With Greeks going to the polls to elect a new government in just over two weeks, concerns over a potential Greek exit or ‘Grexit’ from the euro is growing, and this has led to the euro falling against the dollar and particularly gold.
Speculation as to the consequences of a Syriza victory has caused the euro to fall to its lowest level against the dollar since 2010. Gold has surged to close to EUR 1,020 per ounce this morning – building upon the 11% gains seen in 2014.
Gold in Euros – 10 Years (Thomson Reuters)
Over the weekend Germany’s Der Spiegel reported Angela Merkel’s view that Germany would be “comfortable” with a Greek exit and that “any fallout would be manageable.”
That the Chancellor felt the need to make such comments is been seen by some as an attempt to scare the Greek people away from voting for anti-austerity group Syriza.
Syriza’s leader, Alexis Tsipras has already indicated that it is not his intention to pull Greece out of the Euro-zone but to renegotiate certain aspects of the bailout agreements with the Troika, particularly those seen as an unjust debt burden placed on average Greek citizens.
However, it may be that Germany fears the precedent of reopening negotiations between the Troika and Greece lest other countries upon whom onerous conditions were placed – such as Ireland – follow their example.
The assertion that the EU could “comfortably” manage the exit of Greece is a silly one – particularly at this very delicate and uncertain time.
European sanctions on Russia appear to be taking a significant toll on the already fragile European economy. Italy’s former Prime Minister, and former head of the European Commission, Romano Prodi, highlights the problem thus:
“The lowering of the oil and gas prices in combination with the sanctions, pushed by the Ukrainian crisis, will drop the Russian GDP by five percent per annum, and thus it will cause cutting of the Italian exports by about 50%.”
Similar dynamics are playing out in Poland and France.

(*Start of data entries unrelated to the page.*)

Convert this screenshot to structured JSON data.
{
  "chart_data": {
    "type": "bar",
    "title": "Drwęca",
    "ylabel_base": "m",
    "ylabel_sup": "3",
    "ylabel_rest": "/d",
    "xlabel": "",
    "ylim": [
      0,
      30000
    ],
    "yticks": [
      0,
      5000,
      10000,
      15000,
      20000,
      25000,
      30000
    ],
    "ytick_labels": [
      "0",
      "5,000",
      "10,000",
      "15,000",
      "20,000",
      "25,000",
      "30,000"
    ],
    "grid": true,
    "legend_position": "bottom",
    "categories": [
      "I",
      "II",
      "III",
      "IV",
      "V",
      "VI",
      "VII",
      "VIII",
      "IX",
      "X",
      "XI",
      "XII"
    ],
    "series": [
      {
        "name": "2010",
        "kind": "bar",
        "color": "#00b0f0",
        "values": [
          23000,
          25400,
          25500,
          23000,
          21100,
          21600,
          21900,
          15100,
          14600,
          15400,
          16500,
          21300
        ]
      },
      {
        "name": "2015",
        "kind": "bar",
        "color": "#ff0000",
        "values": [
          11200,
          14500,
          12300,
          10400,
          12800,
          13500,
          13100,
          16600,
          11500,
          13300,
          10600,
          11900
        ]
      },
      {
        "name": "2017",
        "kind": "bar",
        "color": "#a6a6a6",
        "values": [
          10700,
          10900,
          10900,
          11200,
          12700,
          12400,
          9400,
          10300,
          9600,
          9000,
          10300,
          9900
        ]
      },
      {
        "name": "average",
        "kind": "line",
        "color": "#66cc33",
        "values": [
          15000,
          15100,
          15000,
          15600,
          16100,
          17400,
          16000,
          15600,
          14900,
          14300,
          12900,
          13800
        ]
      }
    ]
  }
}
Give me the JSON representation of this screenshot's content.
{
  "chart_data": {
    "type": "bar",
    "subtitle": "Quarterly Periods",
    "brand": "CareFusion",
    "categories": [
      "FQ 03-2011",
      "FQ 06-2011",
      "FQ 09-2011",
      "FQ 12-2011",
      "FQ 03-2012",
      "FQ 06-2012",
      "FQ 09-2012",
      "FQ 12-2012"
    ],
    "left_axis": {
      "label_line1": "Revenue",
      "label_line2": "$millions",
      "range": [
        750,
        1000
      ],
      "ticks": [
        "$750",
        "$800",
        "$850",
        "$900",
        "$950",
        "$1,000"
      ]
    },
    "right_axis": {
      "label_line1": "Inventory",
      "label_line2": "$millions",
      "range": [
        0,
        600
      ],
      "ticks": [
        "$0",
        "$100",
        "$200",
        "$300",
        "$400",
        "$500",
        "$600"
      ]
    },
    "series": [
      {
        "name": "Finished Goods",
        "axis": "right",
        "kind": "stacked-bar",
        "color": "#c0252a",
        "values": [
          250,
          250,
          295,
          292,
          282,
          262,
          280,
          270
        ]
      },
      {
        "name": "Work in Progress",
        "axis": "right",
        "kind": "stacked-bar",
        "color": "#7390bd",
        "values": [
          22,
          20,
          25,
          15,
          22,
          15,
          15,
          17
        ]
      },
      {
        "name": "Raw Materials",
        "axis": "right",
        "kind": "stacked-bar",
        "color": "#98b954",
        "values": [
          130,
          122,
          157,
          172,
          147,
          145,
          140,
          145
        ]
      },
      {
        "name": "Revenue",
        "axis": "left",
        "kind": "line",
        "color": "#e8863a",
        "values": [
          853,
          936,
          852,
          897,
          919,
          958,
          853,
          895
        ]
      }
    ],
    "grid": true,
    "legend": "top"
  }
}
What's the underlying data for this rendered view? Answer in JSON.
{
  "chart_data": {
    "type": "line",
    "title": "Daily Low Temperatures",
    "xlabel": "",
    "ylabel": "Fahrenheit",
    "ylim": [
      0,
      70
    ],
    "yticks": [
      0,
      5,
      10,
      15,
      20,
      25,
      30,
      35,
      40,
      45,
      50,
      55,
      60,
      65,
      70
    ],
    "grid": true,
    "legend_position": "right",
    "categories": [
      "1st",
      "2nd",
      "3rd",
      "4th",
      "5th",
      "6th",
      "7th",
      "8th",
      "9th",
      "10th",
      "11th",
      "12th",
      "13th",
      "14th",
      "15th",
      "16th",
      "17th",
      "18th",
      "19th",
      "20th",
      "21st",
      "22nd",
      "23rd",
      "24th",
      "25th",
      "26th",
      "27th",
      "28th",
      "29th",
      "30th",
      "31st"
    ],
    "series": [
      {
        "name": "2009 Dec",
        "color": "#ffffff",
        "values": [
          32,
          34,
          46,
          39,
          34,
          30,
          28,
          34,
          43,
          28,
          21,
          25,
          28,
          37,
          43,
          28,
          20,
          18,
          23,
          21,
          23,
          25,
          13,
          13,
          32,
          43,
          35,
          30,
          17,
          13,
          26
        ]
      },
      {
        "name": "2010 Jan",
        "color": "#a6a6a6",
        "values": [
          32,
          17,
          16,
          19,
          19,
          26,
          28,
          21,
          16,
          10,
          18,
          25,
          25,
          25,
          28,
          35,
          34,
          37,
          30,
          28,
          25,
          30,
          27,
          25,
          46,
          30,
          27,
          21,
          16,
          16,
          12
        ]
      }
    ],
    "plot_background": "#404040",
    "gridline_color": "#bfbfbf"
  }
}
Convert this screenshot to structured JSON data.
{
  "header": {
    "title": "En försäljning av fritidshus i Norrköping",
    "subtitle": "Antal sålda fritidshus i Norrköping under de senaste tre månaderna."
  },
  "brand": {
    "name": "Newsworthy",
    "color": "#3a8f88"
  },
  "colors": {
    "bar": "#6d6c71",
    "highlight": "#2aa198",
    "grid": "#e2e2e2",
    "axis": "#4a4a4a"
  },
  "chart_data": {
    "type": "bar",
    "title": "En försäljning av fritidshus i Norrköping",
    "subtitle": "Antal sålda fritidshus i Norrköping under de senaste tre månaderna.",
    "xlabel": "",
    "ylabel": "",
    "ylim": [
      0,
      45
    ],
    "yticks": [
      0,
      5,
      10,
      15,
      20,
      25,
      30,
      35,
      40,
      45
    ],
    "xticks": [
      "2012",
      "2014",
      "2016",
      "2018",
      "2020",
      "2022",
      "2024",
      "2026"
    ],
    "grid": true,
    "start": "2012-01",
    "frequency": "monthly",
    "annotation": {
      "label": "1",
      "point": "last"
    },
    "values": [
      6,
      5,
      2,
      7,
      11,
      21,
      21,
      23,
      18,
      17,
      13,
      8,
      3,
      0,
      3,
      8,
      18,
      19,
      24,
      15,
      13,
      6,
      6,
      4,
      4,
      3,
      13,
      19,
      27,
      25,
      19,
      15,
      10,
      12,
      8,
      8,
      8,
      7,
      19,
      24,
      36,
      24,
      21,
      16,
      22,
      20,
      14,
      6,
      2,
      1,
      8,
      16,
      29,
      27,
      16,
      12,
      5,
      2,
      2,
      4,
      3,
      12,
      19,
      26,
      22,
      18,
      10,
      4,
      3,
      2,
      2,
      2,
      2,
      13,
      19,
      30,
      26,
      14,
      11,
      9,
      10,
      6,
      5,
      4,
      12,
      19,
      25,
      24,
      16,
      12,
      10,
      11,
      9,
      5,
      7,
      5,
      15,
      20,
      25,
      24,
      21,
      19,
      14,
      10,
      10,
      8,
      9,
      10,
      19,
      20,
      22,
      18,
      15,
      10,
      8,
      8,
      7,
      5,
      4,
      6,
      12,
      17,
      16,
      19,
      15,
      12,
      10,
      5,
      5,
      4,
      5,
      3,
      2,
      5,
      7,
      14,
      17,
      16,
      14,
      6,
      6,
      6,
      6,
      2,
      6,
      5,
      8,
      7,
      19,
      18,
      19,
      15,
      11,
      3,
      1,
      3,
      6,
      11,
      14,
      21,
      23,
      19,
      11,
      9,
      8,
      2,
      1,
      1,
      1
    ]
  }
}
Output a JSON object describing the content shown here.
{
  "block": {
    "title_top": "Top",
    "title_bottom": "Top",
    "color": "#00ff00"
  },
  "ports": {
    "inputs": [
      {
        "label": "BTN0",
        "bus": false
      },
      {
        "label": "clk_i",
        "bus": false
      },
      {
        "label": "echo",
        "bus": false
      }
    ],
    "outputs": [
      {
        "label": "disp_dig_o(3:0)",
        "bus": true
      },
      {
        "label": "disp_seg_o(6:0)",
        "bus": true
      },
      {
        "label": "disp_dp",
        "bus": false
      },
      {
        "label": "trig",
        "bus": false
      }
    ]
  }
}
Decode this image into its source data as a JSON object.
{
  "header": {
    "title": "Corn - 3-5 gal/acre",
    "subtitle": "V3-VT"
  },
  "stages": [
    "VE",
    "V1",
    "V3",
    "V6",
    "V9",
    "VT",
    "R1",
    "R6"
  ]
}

Continued antagonisation of Russia may have dire consequences for Europe, if Russia chooses to respond more aggressively. France’s Societe General, alone, is exposed to Russia to the tune of €26 billion.
Were Russia to renege on this and other obligations to European banks it would likely trigger a Lehman’s style crisis.
Or Russia could cut its supplies of natural gas to Europe upon which German industry, in particular, relies. Thankfully, for now, Russia has reacted with cool heads, even inviting Europe to become a partner in the newly formed Eurasian Economic Union.
Germany is now dangerously close to deflation as the major states reported from 0% to 0.3% inflation in December, with Saxony at 0.5%, down from November rates of between 0.5% and 0.8%.
With these and countless other considerations weighing upon the EU, it is not accurate to suggest that a Greek exit and return to the drachma could be comfortably managed.
For one, there is no framework in place for an orderly secession of a member state from the Union. An antagonistic break up would likely cause contagion to many large banks exposed to Greece.
The ensuing turmoil might also prompt other member states to break away in chaotic fashion – Spain, Portugal and Italy being prime contenders.
Many periphery nations are slowly becoming jaded by the not so single currency – which for almost half its existence has been in crisis.
It is likely that the EU will do everything in it’s power to accommodate Syriza should they gain power in Greece. Whether it will be enough to keep Greece on board and the drachma off the printing presses remains to be seen.
Gold will protect from currency devaluations – whether that be in the form of the euro itself being devalued or in the form of reversions to drachmas, escudos, pesetas and punts and subsequent devaluations.